Joseph Leon Szczepanski
Joseph Leon Szczepanski was born in Plymouth Township, Luzerne County, Pennsylvania on August 20, 1918 to Michael and Anastasia Szczepanski. At age 16, Joe lied about his age so that he could join the National Guard, and a year later he graduated from Nanticoke High School and went to work in a silk mill. Then in 1938 he joined the Army and spent time in Hawaii, serving in a chemical warfare battalion and sidelining as a boxer.
He transferred to the Army Air Corps in mid-1940 and was sent to Luzon in the Philippines, where he served as a clerk with the 20th Air Base Group at the Nichols Field air base near Manila. Joe was on Bataan when the Japanese forces overwhelmed the American and Filipino troops, leading to the April 9, 1942 surrender. Joe became a prisoner of war on April 10 and was on the Death March to Camp O'Donnell, arriving on April 22.

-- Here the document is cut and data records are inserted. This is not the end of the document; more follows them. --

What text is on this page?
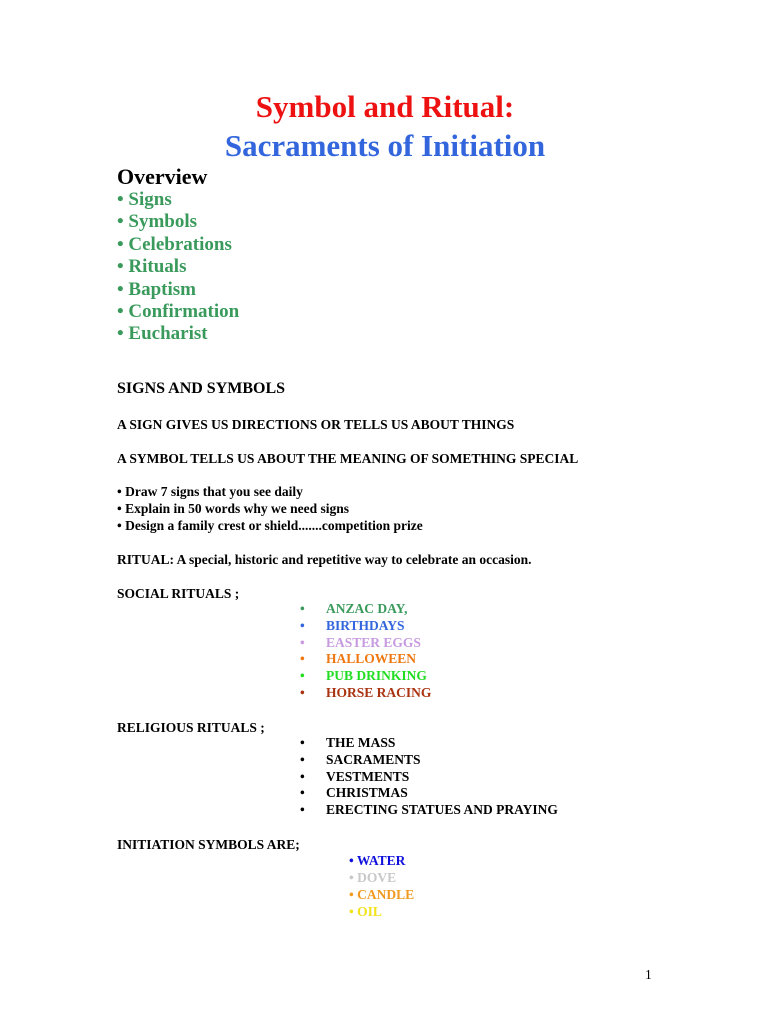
Symbol and Ritual:
Sacraments of Initiation
Overview
• Signs
• Symbols
• Celebrations
• Rituals
• Baptism
• Confirmation
• Eucharist
SIGNS AND SYMBOLS
A SIGN GIVES US DIRECTIONS OR TELLS US ABOUT THINGS
A SYMBOL TELLS US ABOUT THE MEANING OF SOMETHING SPECIAL
• Draw 7 signs that you see daily
• Explain in 50 words why we need signs
• Design a family crest or shield.......competition prize
RITUAL: A special, historic and repetitive way to celebrate an occasion.
SOCIAL RITUALS ;
•	ANZAC DAY,
•	BIRTHDAYS
•	EASTER EGGS
•	HALLOWEEN
•	PUB DRINKING
•	HORSE RACING
RELIGIOUS RITUALS ;
•	THE MASS
•	SACRAMENTS
•	VESTMENTS
•	CHRISTMAS
•	ERECTING STATUES AND PRAYING
INITIATION SYMBOLS ARE;
• WATER
• DOVE
• CANDLE
• OIL
1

Approximately two months later, on June 1, Joe was sent to Cabanatuan Camp 1. Then, on July 23, 1943, he was taken by ship to Kyushu, Japan to Fukuoka Camp 17. During his internment there, he performed slave labor for a coal mining company, suffering from various medical ailments due to a lack of proper nutrition. When the bomb was dropped on Nagasaki on August 9, 1945, Joe and other prisoners witnessed the mushroom cloud.

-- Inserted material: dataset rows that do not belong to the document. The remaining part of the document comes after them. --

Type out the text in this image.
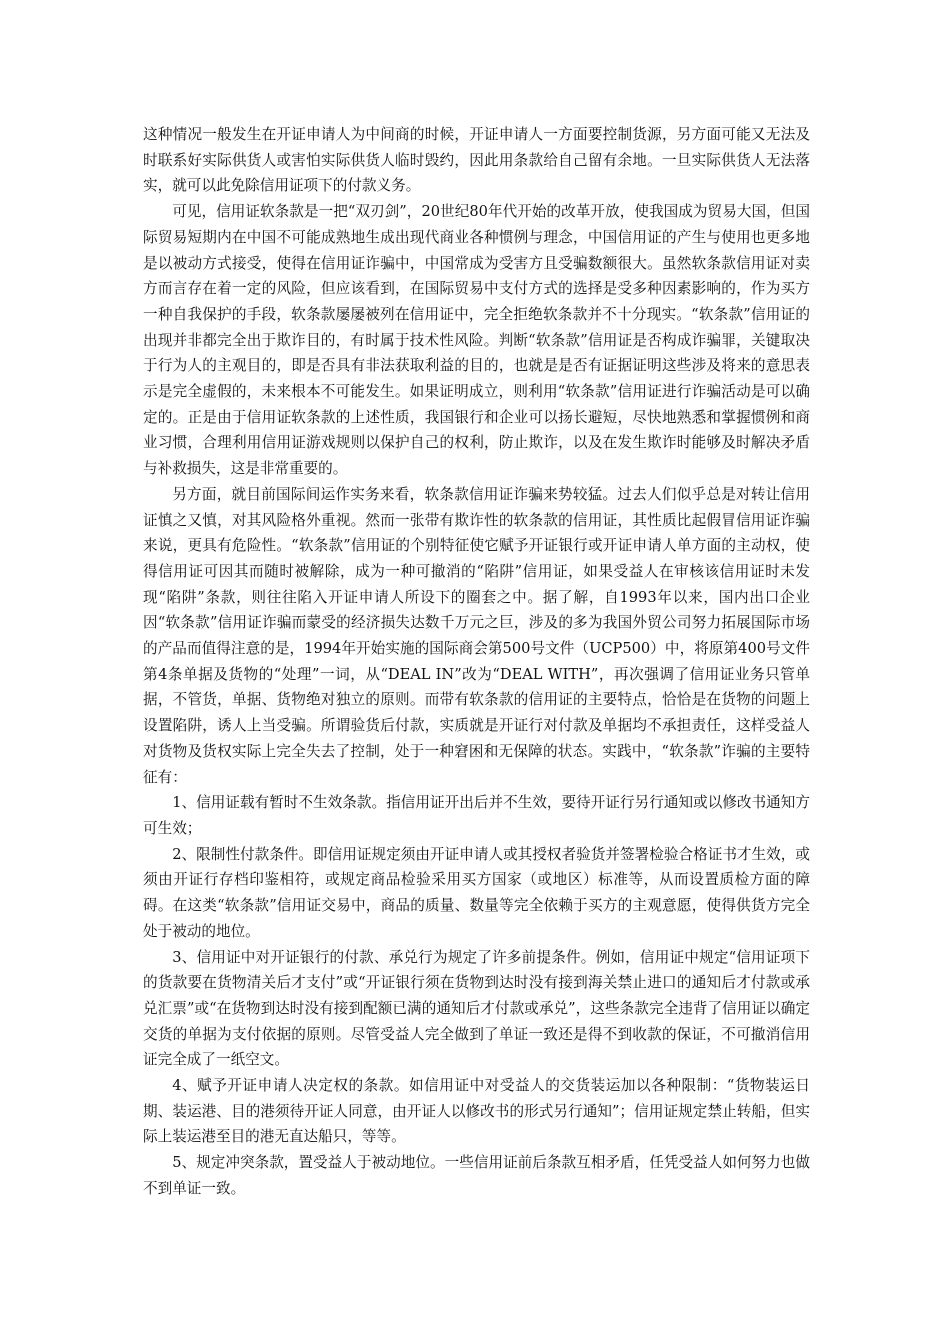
这种情况一般发生在开证申请人为中间商的时候，开证申请人一方面要控制货源，另方面可能又无法及时联系好实际供货人或害怕实际供货人临时毁约，因此用条款给自己留有余地。一旦实际供货人无法落实，就可以此免除信用证项下的付款义务。

可见，信用证软条款是一把“双刃剑”，20世纪80年代开始的改革开放，使我国成为贸易大国，但国际贸易短期内在中国不可能成熟地生成出现代商业各种惯例与理念，中国信用证的产生与使用也更多地是以被动方式接受，使得在信用证诈骗中，中国常成为受害方且受骗数额很大。虽然软条款信用证对卖方而言存在着一定的风险，但应该看到，在国际贸易中支付方式的选择是受多种因素影响的，作为买方一种自我保护的手段，软条款屡屡被列在信用证中，完全拒绝软条款并不十分现实。“软条款”信用证的出现并非都完全出于欺诈目的，有时属于技术性风险。判断“软条款”信用证是否构成诈骗罪，关键取决于行为人的主观目的，即是否具有非法获取利益的目的，也就是是否有证据证明这些涉及将来的意思表示是完全虚假的，未来根本不可能发生。如果证明成立，则利用“软条款”信用证进行诈骗活动是可以确定的。正是由于信用证软条款的上述性质，我国银行和企业可以扬长避短，尽快地熟悉和掌握惯例和商业习惯，合理利用信用证游戏规则以保护自己的权利，防止欺诈，以及在发生欺诈时能够及时解决矛盾与补救损失，这是非常重要的。

另方面，就目前国际间运作实务来看，软条款信用证诈骗来势较猛。过去人们似乎总是对转让信用证慎之又慎，对其风险格外重视。然而一张带有欺诈性的软条款的信用证，其性质比起假冒信用证诈骗来说，更具有危险性。“软条款”信用证的个别特征使它赋予开证银行或开证申请人单方面的主动权，使得信用证可因其而随时被解除，成为一种可撤消的“陷阱”信用证，如果受益人在审核该信用证时未发现“陷阱”条款，则往往陷入开证申请人所设下的圈套之中。据了解，自1993年以来，国内出口企业因“软条款”信用证诈骗而蒙受的经济损失达数千万元之巨，涉及的多为我国外贸公司努力拓展国际市场的产品而值得注意的是，1994年开始实施的国际商会第500号文件（UCP500）中，将原第400号文件第4条单据及货物的“处理”一词，从“DEAL IN”改为“DEAL WITH”，再次强调了信用证业务只管单据，不管货，单据、货物绝对独立的原则。而带有软条款的信用证的主要特点，恰恰是在货物的问题上设置陷阱，诱人上当受骗。所谓验货后付款，实质就是开证行对付款及单据均不承担责任，这样受益人对货物及货权实际上完全失去了控制，处于一种窘困和无保障的状态。实践中，“软条款”诈骗的主要特征有：

1、信用证载有暂时不生效条款。指信用证开出后并不生效，要待开证行另行通知或以修改书通知方可生效；

2、限制性付款条件。即信用证规定须由开证申请人或其授权者验货并签署检验合格证书才生效，或须由开证行存档印鉴相符，或规定商品检验采用买方国家（或地区）标准等，从而设置质检方面的障碍。在这类“软条款”信用证交易中，商品的质量、数量等完全依赖于买方的主观意愿，使得供货方完全处于被动的地位。

3、信用证中对开证银行的付款、承兑行为规定了许多前提条件。例如，信用证中规定“信用证项下的货款要在货物清关后才支付”或“开证银行须在货物到达时没有接到海关禁止进口的通知后才付款或承兑汇票”或“在货物到达时没有接到配额已满的通知后才付款或承兑”，这些条款完全违背了信用证以确定交货的单据为支付依据的原则。尽管受益人完全做到了单证一致还是得不到收款的保证，不可撤消信用证完全成了一纸空文。

4、赋予开证申请人决定权的条款。如信用证中对受益人的交货装运加以各种限制：“货物装运日期、装运港、目的港须待开证人同意，由开证人以修改书的形式另行通知”；信用证规定禁止转船，但实际上装运港至目的港无直达船只，等等。

5、规定冲突条款，置受益人于被动地位。一些信用证前后条款互相矛盾，任凭受益人如何努力也做不到单证一致。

Joe was finally released from Fukuoka on September 12, 1945. It took him a year and a half to recover from the effects of his experience, although the emotional toll was much more long-term. He married Catherine Wardzel in June 1946 and they had two sons, Thomas and Richard. Joe remained with what was now the Army Air Force, working in aerial photography until retiring as a tech sergeant in 1959. Joe then taught Spanish at Bethlehem Catholic High School for a decade following his studies at King's College in Wilkes-Barre, Pennsylvania.
Joe died of lung cancer at the Veteran's Administration Nursing Facility in Wilkes-Barre on July 30, 2005 at the age of 86.